I’m the best swimmer here…


Phil is the worst…


      But the bottom here is a really gentle slope. I know he’ll be able to stand soon. That’s good, but what am I going to do? I have one mutilated ankle, and one that’s just sprained, and I’ve lost one of my socks. My sock! If I can get go shore, I think, I can use my sock as a tourniquet to stop the blood loss. I reach my arm out to swim and that’s when the thing grabs my left forearm. My right hand shoots out and grabs for a body, but it’s so slimy that it slips and catches the spine of a fin. Not a shark. It’s some kind of huge fish.
      I ball my left hand up into a fist and pull. I can feel everything in my arm being torn open and I know I’m probably dead, but I’m not giving up without a fight. I clap my right hand around the other side of the head and then jab my whole finger into the eye socket. It worked. The jaws release, and at the same time my left foot lands on a rock. I push myself toward shore and then somehow I’m on land. Phil is standing over me. He’s got the sock wrapped around my forearm and he’s torquing it down hard with a stick.

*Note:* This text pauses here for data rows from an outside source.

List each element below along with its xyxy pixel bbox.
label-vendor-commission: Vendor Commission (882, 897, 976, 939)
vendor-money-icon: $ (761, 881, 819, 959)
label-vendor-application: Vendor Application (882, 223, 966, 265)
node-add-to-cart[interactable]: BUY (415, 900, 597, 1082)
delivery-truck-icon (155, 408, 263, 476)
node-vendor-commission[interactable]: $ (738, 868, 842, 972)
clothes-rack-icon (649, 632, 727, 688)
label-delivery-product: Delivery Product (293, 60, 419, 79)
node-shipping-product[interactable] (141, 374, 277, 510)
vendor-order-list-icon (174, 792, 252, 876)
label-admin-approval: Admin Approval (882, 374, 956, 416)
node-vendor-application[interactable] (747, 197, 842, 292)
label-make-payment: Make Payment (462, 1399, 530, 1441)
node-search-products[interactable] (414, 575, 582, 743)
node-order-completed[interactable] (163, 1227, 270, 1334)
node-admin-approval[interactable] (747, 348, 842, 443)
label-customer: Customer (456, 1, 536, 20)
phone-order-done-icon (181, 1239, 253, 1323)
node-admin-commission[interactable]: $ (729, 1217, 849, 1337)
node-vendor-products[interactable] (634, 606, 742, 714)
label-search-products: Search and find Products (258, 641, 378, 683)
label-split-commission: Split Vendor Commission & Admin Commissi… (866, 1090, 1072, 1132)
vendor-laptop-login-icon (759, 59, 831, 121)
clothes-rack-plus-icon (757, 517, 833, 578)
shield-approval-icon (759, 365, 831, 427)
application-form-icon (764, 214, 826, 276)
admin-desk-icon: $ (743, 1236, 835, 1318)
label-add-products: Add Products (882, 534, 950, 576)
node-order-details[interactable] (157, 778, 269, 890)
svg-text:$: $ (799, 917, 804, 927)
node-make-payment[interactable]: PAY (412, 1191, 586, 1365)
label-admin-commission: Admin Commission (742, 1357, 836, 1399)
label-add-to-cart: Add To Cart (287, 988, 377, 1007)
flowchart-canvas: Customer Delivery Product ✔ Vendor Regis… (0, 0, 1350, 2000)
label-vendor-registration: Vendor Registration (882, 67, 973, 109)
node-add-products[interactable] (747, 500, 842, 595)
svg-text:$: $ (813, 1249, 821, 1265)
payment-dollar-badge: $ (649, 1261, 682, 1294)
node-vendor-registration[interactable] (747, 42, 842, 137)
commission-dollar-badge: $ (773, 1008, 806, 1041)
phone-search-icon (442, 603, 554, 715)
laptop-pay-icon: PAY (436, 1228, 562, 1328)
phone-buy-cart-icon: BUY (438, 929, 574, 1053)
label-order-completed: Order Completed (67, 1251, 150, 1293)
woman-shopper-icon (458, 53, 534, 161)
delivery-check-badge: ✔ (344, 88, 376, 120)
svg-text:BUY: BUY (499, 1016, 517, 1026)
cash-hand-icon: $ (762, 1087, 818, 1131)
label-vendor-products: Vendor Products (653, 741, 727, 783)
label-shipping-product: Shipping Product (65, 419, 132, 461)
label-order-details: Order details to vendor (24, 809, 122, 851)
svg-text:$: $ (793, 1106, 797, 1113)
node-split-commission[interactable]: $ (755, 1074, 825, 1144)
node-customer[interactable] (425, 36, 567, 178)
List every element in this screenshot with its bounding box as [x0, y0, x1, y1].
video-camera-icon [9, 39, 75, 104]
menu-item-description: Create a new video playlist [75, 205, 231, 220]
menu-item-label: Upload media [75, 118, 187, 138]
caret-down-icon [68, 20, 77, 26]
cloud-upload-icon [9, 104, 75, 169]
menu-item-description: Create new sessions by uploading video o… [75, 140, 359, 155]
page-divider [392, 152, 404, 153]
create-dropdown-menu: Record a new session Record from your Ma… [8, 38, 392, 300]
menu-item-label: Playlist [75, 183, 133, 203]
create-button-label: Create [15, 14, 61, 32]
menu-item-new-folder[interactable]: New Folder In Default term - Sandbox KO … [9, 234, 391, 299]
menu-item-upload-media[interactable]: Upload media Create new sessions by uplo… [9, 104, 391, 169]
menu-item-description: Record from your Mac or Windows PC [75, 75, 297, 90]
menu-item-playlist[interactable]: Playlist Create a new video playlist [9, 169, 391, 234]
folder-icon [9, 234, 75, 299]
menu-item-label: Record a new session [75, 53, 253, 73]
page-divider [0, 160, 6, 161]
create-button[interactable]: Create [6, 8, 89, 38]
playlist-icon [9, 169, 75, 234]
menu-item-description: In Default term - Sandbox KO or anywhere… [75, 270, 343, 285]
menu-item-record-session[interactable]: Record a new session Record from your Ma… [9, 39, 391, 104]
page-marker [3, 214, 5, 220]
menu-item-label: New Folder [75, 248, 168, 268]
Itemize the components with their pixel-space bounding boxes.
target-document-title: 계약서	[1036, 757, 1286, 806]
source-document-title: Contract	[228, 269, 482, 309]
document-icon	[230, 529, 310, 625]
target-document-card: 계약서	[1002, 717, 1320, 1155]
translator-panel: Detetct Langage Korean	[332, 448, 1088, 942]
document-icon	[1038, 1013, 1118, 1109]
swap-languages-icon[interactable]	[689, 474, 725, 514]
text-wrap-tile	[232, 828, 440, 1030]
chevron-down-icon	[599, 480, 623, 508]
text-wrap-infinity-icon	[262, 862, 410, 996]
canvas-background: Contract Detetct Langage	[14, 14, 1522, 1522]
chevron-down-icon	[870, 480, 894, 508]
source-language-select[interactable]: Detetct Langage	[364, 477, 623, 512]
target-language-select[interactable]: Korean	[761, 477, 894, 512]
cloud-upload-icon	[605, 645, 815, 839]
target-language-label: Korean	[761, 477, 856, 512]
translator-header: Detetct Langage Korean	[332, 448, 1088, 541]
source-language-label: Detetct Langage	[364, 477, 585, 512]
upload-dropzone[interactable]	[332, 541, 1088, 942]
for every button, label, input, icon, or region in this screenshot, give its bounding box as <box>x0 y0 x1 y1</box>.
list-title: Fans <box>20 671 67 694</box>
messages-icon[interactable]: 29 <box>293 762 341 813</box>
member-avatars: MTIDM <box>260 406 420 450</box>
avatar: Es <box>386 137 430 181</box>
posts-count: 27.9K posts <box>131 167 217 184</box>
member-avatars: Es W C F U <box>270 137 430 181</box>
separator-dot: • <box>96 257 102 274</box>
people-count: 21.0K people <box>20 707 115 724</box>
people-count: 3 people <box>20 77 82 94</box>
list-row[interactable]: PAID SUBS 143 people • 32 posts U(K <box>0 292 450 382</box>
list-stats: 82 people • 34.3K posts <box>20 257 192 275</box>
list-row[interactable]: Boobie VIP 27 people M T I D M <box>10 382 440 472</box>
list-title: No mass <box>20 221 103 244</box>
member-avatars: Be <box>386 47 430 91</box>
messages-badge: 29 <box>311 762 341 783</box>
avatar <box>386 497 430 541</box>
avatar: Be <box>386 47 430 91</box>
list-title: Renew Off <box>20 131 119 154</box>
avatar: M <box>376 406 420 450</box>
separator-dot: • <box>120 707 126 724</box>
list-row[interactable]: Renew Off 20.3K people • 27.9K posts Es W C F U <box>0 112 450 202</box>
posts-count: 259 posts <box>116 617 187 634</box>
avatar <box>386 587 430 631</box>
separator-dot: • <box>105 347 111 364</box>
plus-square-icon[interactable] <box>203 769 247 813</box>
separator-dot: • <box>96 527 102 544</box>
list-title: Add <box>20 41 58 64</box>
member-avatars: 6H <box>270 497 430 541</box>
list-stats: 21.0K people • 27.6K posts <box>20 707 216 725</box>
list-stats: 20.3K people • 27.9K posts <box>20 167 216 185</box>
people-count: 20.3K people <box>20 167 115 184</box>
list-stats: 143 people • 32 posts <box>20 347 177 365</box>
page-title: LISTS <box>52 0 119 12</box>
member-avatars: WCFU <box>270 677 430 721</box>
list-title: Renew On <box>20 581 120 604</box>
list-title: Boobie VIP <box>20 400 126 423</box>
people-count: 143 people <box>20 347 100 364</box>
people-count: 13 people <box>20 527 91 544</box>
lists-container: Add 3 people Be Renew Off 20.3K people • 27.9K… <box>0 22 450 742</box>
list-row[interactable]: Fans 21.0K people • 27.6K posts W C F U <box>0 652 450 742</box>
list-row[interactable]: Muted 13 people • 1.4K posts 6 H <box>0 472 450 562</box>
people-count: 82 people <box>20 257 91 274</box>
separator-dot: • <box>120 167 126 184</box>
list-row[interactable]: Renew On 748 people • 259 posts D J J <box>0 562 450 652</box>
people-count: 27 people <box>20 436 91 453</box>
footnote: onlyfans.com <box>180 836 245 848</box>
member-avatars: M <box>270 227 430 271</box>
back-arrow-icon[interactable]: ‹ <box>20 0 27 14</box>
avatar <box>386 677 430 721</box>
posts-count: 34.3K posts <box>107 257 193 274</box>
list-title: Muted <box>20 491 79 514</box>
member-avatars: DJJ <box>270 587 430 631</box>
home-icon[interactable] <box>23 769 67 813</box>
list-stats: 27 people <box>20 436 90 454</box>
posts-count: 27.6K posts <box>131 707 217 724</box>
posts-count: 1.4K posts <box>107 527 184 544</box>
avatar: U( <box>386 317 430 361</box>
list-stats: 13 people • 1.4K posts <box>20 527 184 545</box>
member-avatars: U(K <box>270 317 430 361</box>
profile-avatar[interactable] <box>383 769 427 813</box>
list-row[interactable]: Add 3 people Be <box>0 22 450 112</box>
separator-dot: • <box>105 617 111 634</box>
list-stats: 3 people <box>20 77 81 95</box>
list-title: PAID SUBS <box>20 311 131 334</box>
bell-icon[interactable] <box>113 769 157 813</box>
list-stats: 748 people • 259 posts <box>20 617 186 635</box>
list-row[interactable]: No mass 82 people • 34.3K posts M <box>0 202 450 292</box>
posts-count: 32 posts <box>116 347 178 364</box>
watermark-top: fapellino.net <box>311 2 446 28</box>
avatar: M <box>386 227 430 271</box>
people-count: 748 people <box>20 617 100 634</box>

      That’s all I remember. I blacked out after that. When I woke up I was in a hospital bed. How Phil got Mikey and I out of there I’ll never know. He doesn’t like to talk about it. But he did tell me one thing. He said that, as he was pulling me out of the shallows, the fish came for me one more time. It was at least six feet long, and well over a hundred pounds. He’d pulled me out just in time, but in the moonlight he could see that it was a pike. He said that when he looked at it, it looked right back at him, and its one good eye shone red in the moonlight.